The team counted and aggregated the institutions in commuting zones, Colston said. The team altered their definition of an education desert because they are looking at broader access institutions Colston said.
“We’re interested in these institutions that are serving their community by having a greater than 80% admission rate,” Colston said.
Colston said such broad access institutions better serve their communities due to their increased accessibility. A county is deemed an education desert when an area offers less than two broad access institutions, according to the Wisconsin State Journal.
Though Colston said the widespread effects of education deserts are still not completely certain, it is evident when communities lack a broad access institution, the ability to obtain a post-secondary education diminishes.

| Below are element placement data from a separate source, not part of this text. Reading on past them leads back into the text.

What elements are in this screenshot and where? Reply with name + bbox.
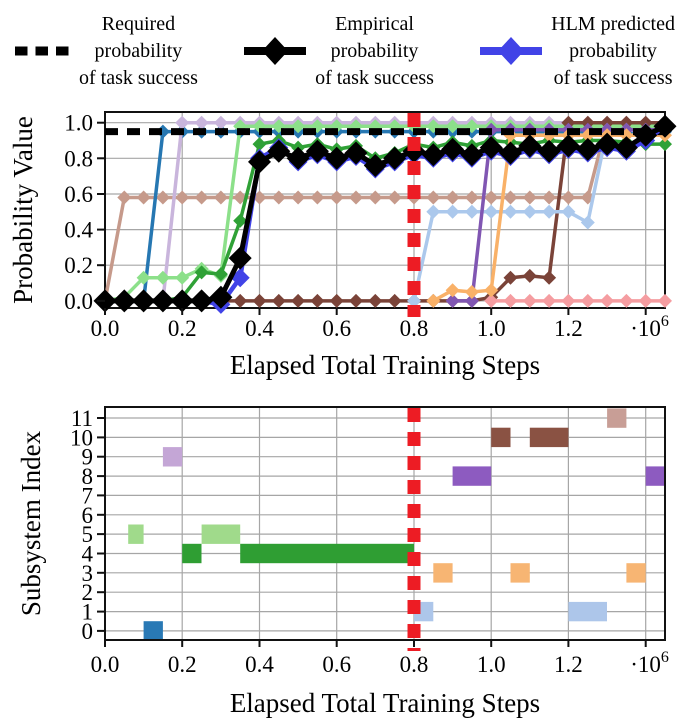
x-tick-label: 1.0 xyxy=(477,652,506,677)
subsystem-active-block xyxy=(645,466,665,486)
y-tick-label: 5 xyxy=(82,522,94,547)
subsystem-active-block xyxy=(568,601,607,622)
y-tick-label: 7 xyxy=(82,483,94,508)
x-axis-exponent: ·106 xyxy=(630,649,669,677)
x-tick-label: 0.0 xyxy=(91,316,120,341)
subsystem-chart-mount: 0.0 0.2 0.4 0.6 0.8 1.0 1.2 ·106 0 1 2 3 4 5 6 7 8 9 10 11 E… xyxy=(0,385,697,724)
probability-chart: 0.0 0.2 0.4 0.6 0.8 1.0 1.2 ·106 0.0 0.2 0.4 0.6 0.8… xyxy=(8,111,677,380)
y-tick-label: 0.0 xyxy=(64,289,93,314)
y-tick-label: 10 xyxy=(70,425,93,450)
legend-label-line: probability xyxy=(94,39,183,62)
marker-diamond xyxy=(262,37,289,65)
y-tick-label: 6 xyxy=(82,503,94,528)
subsystem-active-block xyxy=(143,621,163,641)
y-tick-label: 1.0 xyxy=(64,111,93,136)
x-tick-label: 0.2 xyxy=(168,316,197,341)
x-tick-label: 0.8 xyxy=(400,652,429,677)
subsystem-active-block xyxy=(626,563,646,583)
subsystem-active-block xyxy=(128,524,144,544)
legend-label-line: of task success xyxy=(79,66,198,89)
dashed-line-marker-icon xyxy=(15,46,69,56)
legend-item-empirical: Empirical probability of task success xyxy=(244,11,434,92)
series-empirical-probability xyxy=(93,114,677,313)
subsystem-active-block xyxy=(433,563,453,583)
legend-label-line: of task success xyxy=(315,66,434,89)
y-tick-label: 0.8 xyxy=(64,146,93,171)
y-tick-label: 2 xyxy=(82,580,94,605)
x-tick-label: 0.6 xyxy=(322,652,351,677)
x-axis-label: Elapsed Total Training Steps xyxy=(230,688,540,718)
legend-item-hlm-predicted: HLM predicted probability of task succes… xyxy=(480,11,675,92)
y-tick-label: 0.6 xyxy=(64,182,93,207)
legend-label-required: Required probability of task success xyxy=(79,11,198,92)
series-subsystem-darkbrown xyxy=(213,115,672,308)
y-tick-label: 0 xyxy=(82,619,94,644)
y-tick-label: 3 xyxy=(82,561,94,586)
y-tick-label: 9 xyxy=(82,445,94,470)
y-axis-label: Probability Value xyxy=(8,116,38,304)
subsystem-active-block xyxy=(182,543,202,564)
legend-label-line: of task success xyxy=(553,66,673,89)
x-tick-label: 1.2 xyxy=(554,316,583,341)
y-tick-label: 0.2 xyxy=(64,253,93,278)
subsystem-active-block xyxy=(491,427,511,448)
series-subsystem-purple xyxy=(445,122,672,308)
subsystem-active-block xyxy=(510,563,530,583)
legend-label-line: probability xyxy=(330,39,419,62)
x-tick-label: 1.0 xyxy=(477,316,506,341)
x-axis-label: Elapsed Total Training Steps xyxy=(230,350,540,380)
y-tick-label: 4 xyxy=(82,542,94,567)
black-diamond-marker-icon xyxy=(244,37,307,65)
marker-diamond xyxy=(498,37,525,65)
subsystem-active-block xyxy=(529,427,569,448)
subsystem-active-block xyxy=(452,466,492,486)
x-tick-label: 0.2 xyxy=(168,652,197,677)
series-subsystem-rosybrown xyxy=(98,115,672,308)
x-tick-label: 0.4 xyxy=(245,652,274,677)
series-subsystem-orange xyxy=(426,128,672,308)
series-subsystem-pink xyxy=(484,293,672,308)
y-tick-label: 11 xyxy=(71,406,93,431)
y-tick-label: 1 xyxy=(82,600,94,625)
x-tick-label: 0.4 xyxy=(245,316,274,341)
legend-label-empirical: Empirical probability of task success xyxy=(315,11,434,92)
legend-item-required: Required probability of task success xyxy=(12,11,198,92)
y-tick-label: 0.4 xyxy=(64,218,93,243)
plot-border xyxy=(104,406,666,641)
x-tick-label: 0.0 xyxy=(91,652,120,677)
plot-border xyxy=(104,111,666,309)
legend-label-line: Required xyxy=(101,12,176,35)
y-tick-label: 8 xyxy=(82,464,94,489)
legend-label-line: Empirical xyxy=(335,12,414,35)
x-axis-exponent: ·106 xyxy=(630,313,669,341)
probability-chart-mount: 0.0 0.2 0.4 0.6 0.8 1.0 1.2 ·106 0.0 0.2 0.4 0.6 0.8… xyxy=(0,98,697,385)
subsystem-active-block xyxy=(162,447,183,467)
legend-label-line: HLM predicted xyxy=(551,12,675,35)
subsystem-active-block xyxy=(201,524,241,544)
legend: Required probability of task success Emp… xyxy=(0,0,697,98)
subsystem-active-block xyxy=(240,543,414,564)
subsystem-active-block xyxy=(607,408,627,428)
x-tick-label: 0.6 xyxy=(322,316,351,341)
x-tick-label: 1.2 xyxy=(554,652,583,677)
legend-label-hlm-predicted: HLM predicted probability of task succes… xyxy=(551,11,675,92)
legend-label-line: probability xyxy=(569,39,657,62)
y-axis-label: Subsystem Index xyxy=(16,430,46,616)
blue-diamond-marker-icon xyxy=(480,37,543,65)
x-tick-label: 0.8 xyxy=(400,316,429,341)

“On average people aren’t traveling too far, so the impact of these education deserts is that these areas … don’t necessarily have the ability of these institutions the way other commuting zones do,” Colston said.

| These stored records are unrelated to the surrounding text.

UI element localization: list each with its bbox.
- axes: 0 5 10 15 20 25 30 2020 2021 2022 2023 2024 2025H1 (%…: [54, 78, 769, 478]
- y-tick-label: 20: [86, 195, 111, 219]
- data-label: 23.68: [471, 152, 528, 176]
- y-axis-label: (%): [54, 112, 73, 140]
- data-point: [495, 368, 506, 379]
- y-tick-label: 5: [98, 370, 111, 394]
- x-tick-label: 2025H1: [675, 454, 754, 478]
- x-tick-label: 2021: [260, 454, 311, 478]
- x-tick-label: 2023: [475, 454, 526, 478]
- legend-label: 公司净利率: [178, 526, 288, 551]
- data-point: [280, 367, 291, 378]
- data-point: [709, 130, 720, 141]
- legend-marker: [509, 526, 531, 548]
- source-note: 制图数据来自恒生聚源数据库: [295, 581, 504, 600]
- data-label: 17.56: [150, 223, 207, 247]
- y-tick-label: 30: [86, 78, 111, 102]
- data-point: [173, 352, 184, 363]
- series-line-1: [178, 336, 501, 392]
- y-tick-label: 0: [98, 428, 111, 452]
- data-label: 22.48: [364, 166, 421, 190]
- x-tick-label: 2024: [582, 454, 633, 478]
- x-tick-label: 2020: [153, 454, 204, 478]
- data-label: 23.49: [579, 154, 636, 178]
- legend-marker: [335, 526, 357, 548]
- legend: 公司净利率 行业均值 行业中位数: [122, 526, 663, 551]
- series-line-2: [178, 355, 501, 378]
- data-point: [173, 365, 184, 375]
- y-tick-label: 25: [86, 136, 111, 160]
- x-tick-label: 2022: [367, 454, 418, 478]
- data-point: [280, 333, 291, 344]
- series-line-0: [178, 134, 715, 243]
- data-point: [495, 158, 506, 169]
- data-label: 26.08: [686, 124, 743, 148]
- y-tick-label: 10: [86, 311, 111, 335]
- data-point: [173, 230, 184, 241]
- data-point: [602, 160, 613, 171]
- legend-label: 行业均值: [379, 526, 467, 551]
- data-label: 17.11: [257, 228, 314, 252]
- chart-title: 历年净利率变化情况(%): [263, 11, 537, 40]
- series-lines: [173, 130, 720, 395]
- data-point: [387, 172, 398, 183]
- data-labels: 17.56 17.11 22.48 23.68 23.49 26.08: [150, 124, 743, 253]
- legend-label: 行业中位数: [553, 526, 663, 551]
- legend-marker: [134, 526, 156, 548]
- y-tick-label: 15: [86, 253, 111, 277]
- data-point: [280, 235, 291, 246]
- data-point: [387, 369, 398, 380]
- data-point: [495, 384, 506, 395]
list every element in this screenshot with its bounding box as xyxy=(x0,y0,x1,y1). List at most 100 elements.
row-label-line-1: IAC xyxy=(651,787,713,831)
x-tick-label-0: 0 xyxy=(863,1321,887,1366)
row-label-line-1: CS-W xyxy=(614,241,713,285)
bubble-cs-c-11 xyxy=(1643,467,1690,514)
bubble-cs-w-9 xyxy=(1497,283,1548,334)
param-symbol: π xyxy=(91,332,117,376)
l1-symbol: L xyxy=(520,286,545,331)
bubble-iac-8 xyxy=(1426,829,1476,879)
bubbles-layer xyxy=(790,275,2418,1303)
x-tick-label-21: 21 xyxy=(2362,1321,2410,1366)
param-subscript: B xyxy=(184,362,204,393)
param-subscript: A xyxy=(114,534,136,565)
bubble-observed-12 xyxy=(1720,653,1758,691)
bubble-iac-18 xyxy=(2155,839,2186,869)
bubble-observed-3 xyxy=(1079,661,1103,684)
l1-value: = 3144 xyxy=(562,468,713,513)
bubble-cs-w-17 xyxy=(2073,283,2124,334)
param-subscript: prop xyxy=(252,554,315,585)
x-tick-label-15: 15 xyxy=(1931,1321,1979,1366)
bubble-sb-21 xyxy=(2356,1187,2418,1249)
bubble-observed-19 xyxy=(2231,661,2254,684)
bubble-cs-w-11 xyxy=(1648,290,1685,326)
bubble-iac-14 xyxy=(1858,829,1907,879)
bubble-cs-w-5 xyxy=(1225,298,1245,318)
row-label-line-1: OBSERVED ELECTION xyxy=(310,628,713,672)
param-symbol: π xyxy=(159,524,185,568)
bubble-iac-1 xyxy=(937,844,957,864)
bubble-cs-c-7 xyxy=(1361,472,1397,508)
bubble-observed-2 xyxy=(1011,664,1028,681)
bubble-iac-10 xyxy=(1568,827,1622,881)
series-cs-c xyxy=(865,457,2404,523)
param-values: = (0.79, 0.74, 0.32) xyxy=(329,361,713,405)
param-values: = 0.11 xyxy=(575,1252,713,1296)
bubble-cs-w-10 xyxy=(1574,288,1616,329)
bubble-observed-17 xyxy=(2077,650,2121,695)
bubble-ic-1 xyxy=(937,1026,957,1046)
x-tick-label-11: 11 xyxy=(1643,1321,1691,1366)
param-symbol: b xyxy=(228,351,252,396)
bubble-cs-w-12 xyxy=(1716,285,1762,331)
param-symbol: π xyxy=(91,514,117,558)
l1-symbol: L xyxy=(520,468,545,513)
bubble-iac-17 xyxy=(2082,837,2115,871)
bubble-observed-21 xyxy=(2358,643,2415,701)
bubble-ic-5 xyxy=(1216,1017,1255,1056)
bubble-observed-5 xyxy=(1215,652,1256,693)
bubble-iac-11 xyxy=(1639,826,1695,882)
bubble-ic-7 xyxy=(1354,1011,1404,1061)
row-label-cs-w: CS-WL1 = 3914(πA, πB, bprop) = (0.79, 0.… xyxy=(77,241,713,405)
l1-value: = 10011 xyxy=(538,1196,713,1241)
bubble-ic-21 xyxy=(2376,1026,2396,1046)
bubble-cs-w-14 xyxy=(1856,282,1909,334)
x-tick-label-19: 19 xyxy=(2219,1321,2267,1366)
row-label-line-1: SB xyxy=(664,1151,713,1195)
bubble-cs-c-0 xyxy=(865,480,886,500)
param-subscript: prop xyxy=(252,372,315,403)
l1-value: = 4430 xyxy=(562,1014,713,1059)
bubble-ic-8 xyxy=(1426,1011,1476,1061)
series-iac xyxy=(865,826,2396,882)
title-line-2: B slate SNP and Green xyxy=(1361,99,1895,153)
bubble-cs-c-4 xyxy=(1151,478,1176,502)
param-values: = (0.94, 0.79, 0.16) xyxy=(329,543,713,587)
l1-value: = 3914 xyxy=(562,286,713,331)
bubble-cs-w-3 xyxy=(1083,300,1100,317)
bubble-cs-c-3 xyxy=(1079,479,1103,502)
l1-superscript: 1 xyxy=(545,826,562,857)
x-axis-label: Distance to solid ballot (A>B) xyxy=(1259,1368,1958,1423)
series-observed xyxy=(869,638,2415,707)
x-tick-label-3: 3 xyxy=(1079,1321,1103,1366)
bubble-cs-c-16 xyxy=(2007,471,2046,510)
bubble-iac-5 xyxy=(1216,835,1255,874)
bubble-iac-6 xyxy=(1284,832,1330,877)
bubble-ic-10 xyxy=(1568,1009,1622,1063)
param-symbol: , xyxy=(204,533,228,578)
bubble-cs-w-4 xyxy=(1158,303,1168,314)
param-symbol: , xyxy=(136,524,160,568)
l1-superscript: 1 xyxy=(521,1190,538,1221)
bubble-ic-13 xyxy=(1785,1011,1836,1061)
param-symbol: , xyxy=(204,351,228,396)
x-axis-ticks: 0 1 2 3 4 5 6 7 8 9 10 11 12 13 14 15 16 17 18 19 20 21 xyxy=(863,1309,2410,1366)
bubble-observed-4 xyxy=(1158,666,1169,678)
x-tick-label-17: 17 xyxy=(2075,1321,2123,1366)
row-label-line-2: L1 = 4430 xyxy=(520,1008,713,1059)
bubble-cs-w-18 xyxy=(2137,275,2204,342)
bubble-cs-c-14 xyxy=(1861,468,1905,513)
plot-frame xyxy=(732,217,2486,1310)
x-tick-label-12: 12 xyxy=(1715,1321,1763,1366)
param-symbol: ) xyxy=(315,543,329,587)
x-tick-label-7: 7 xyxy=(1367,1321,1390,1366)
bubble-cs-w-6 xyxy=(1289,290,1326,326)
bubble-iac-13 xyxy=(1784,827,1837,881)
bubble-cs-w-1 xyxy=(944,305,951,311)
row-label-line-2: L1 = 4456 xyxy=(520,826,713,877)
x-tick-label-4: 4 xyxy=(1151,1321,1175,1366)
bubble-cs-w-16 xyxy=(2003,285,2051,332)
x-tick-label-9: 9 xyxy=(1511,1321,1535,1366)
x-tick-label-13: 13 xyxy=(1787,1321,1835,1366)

The impact is a disproportionate availability of this resource due to its lack of availability to certain areas, Colston said.
The notion of the education desert is not unique to Wisconsin, Colston said. Yet, Wisconsin is a good place to study such effects due to its robust rural population, Colston said.
Based on the researchers’ definition of an education desert, Colston said possible UW branch school closings would not create education deserts in Wisconsin. Nevertheless, the loss of such schools would still impact those who live in such areas.
“If one of these branch campuses — which is the only institution in the entire county — closes, the people in that county can travel two counties over as long as they stay in the same commuting zones,” Colston said.
Though, this creates an “undue hardship” for people other communicating zones do not have, Colston said.